In a few days we’ll be starting a new year—and I say good riddance to the old one. I doubt that anyone will ever look back and refer to 2009 as the good old days. The year started with the federal government shelling out billions of dollars to rescue financial institutions deemed “too big to fail.

BySidney Hill, Jr., executive editor November 1, 2009

In a few days we’ll be starting a new year—and I say good riddance to the old one. I doubt that anyone will ever look back and refer to 2009 as the good old days.

The year started with the federal government shelling out billions of dollars to rescue financial institutions deemed “too big to fail.” Then came another multi-billion “stimulus package” that was supposed to jumpstart a stalled economy and create new jobs for millions of little people.

As I write this, the national unemployment rate stands at 10 percent—which means one out of every 10 of the little people is still out of work— and the president is contemplating yet another stimulus plan.
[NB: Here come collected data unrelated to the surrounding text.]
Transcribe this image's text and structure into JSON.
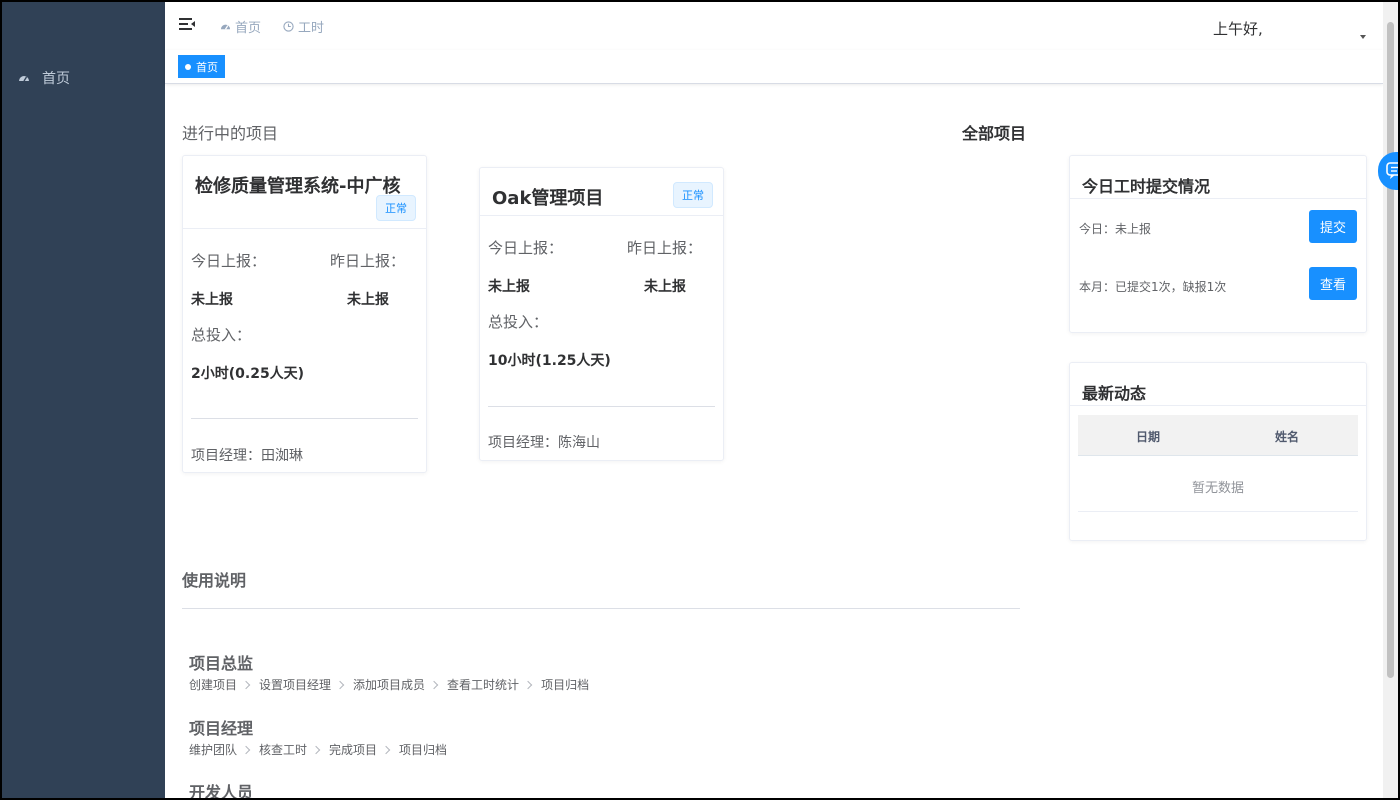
{
  "sidebar": {
    "items": [
      {
        "label": "首页",
        "icon": "dashboard-icon"
      }
    ]
  },
  "navbar": {
    "links": [
      {
        "label": "首页",
        "icon": "dashboard-icon"
      },
      {
        "label": "工时",
        "icon": "clock-icon"
      }
    ],
    "greeting": "上午好,"
  },
  "tags": [
    {
      "label": "首页",
      "active": true
    }
  ],
  "main": {
    "section_title": "进行中的项目",
    "all_projects": "全部项目",
    "projects": [
      {
        "title": "检修质量管理系统-中广核",
        "status": "正常",
        "today_label": "今日上报：",
        "today_value": "未上报",
        "yesterday_label": "昨日上报：",
        "yesterday_value": "未上报",
        "total_label": "总投入：",
        "total_value": "2小时(0.25人天)",
        "manager": "项目经理：田洳琳"
      },
      {
        "title": "Oak管理项目",
        "status": "正常",
        "today_label": "今日上报：",
        "today_value": "未上报",
        "yesterday_label": "昨日上报：",
        "yesterday_value": "未上报",
        "total_label": "总投入：",
        "total_value": "10小时(1.25人天)",
        "manager": "项目经理：陈海山"
      }
    ]
  },
  "worklog": {
    "title": "今日工时提交情况",
    "today_text": "今日：未上报",
    "submit_label": "提交",
    "month_text": "本月：已提交1次，缺报1次",
    "view_label": "查看"
  },
  "activity": {
    "title": "最新动态",
    "columns": [
      "日期",
      "姓名"
    ],
    "empty_text": "暂无数据"
  },
  "usage": {
    "title": "使用说明",
    "roles": [
      {
        "title": "项目总监",
        "steps": [
          "创建项目",
          "设置项目经理",
          "添加项目成员",
          "查看工时统计",
          "项目归档"
        ]
      },
      {
        "title": "项目经理",
        "steps": [
          "维护团队",
          "核查工时",
          "完成项目",
          "项目归档"
        ]
      },
      {
        "title": "开发人员",
        "steps": []
      }
    ]
  },
  "colors": {
    "sidebar_bg": "#304156",
    "primary": "#1890ff"
  }
}
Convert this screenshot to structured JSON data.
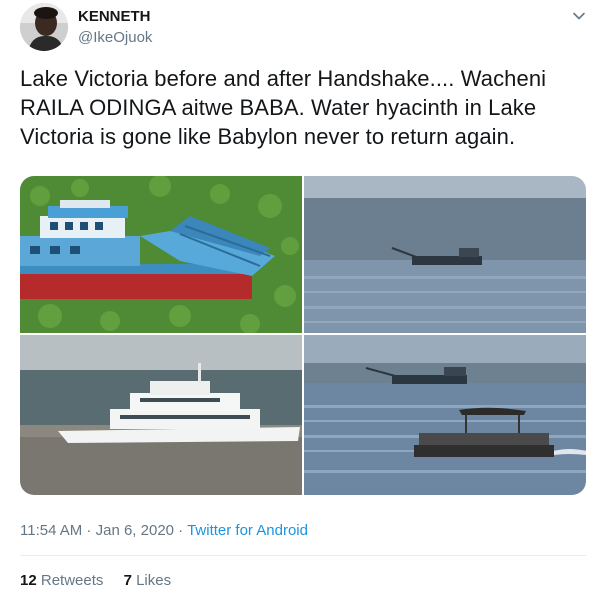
{
  "author": {
    "name": "KENNETH",
    "handle": "@IkeOjuok"
  },
  "tweet": {
    "text": "Lake Victoria before and after Handshake.... Wacheni RAILA ODINGA aitwe BABA.  Water hyacinth in Lake Victoria is gone like Babylon never to return again."
  },
  "photos": [
    {
      "name": "hyacinth-boat-photo"
    },
    {
      "name": "cargo-ship-distant-photo"
    },
    {
      "name": "white-ferry-photo"
    },
    {
      "name": "pontoon-boat-photo"
    }
  ],
  "meta": {
    "time": "11:54 AM",
    "separator1": " · ",
    "date": "Jan 6, 2020",
    "separator2": " · ",
    "source": "Twitter for Android"
  },
  "stats": {
    "retweets_count": "12",
    "retweets_label": "Retweets",
    "likes_count": "7",
    "likes_label": "Likes"
  },
  "colors": {
    "secondary_text": "#657786",
    "link": "#1b95e0",
    "divider": "#e6ecf0"
  },
  "icons": {
    "menu": "chevron-down-icon"
  }
}
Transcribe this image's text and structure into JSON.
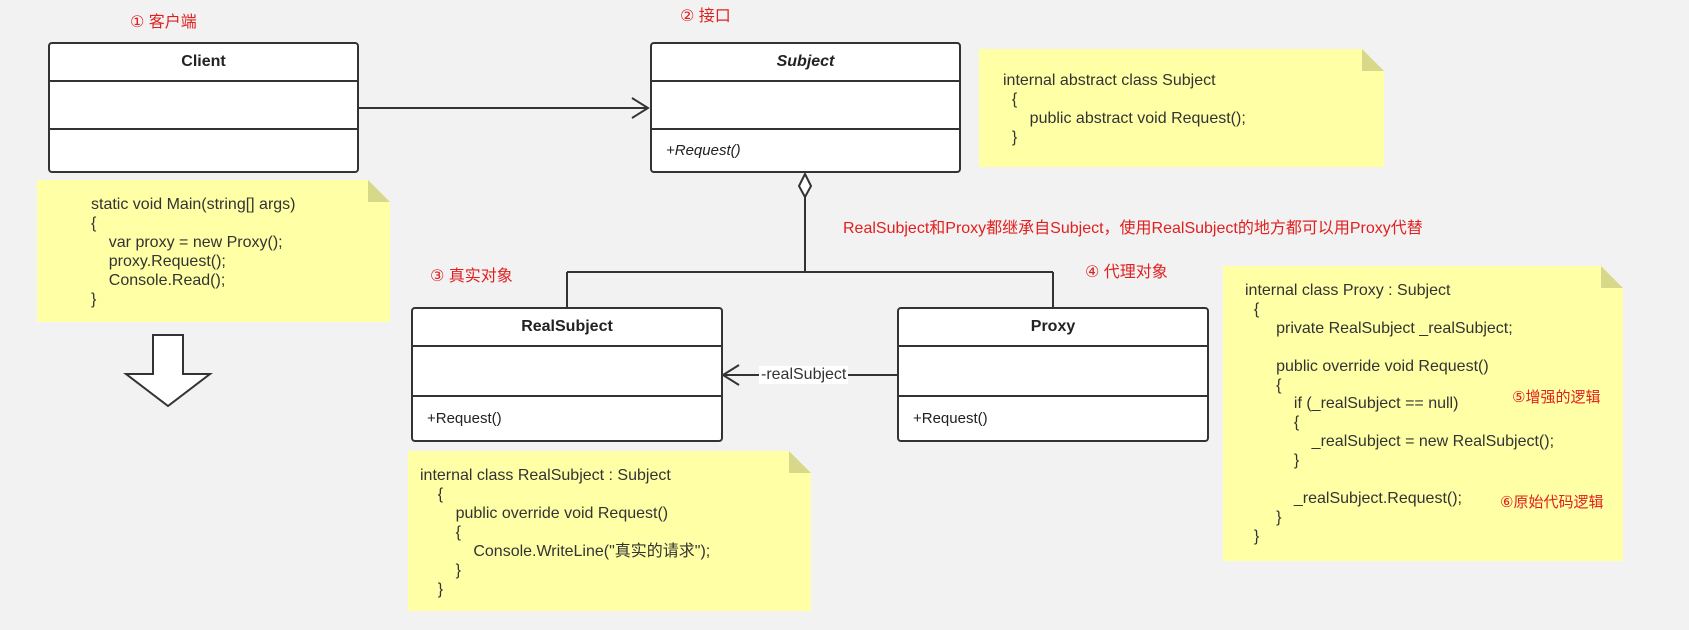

But as Scarlett O’Hara famously said, “Tomorrow is another day.”

U.S.-based manufacturers appear be carrying that sentiment into the New Year. The cover story for this issue, starting on page 14, addresses the top trends we can expect to see in the manufacturing sector in 2010.

My reporting for that feature led to several surveys in which U.S. manufacturers expressed optimism about their prospects going forward. Of course, I wonder if that optimism is due more to wishful thinking than fact-based analysis, particularly when most industry experts see other economies—specifically emerging ones like China and India—experiencing robust growth in 2010 while the U.S. continues to plod along. But I guess the 1.5 percent growth rate that the International Monetary Fund projects for the U.S. economy is a vast improvement over the contraction we’ve seen the past couple of years.

As you can learn by reading the cover story, the economic downturn is influencing the business strategies manufacturers are expected to deploy in 2010—with three major areas of emphasis being:

  • Inventory optimization;

  • Strategic pricing; and

  • Open innovation (a new form of collaborative product development).

The focus on optimizing inventory should help guard against being caught with too much—or too little—inventory, depending on how the economic winds actually blow as the year progresses. Strategic pricing is a means of getting the best price—and thus the highest possible profit—on all goods sold. Open innovation offers an easier means of getting access to the expertise necessary to move innovative new products to market faster.

As manufacturers adopt any or all of these approaches, some of them will no doubt turn for help to new, up-and-coming software vendors who specialize in these areas.

We profile 40 such vendors in the Emerging Software Vendors section, starting on page 19. These mostly small vendors operate under the radar, but their solutions—which attack specific problems faced by numerous manufacturers—enabled many of them to show strong sales growth in the most challenging economic environment many of us have ever seen.

It’s no coincidence that most of these emerging vendors deliver their solutions under the Software-as-a-Service model, or via platforms that don’t require users to purchase, install, and maintain large, complex software systems.

As running a manufacturing business becomes a more complicated, users want technology that’s easier to use. That trend will continue beyond 2010—in both good and bad economies.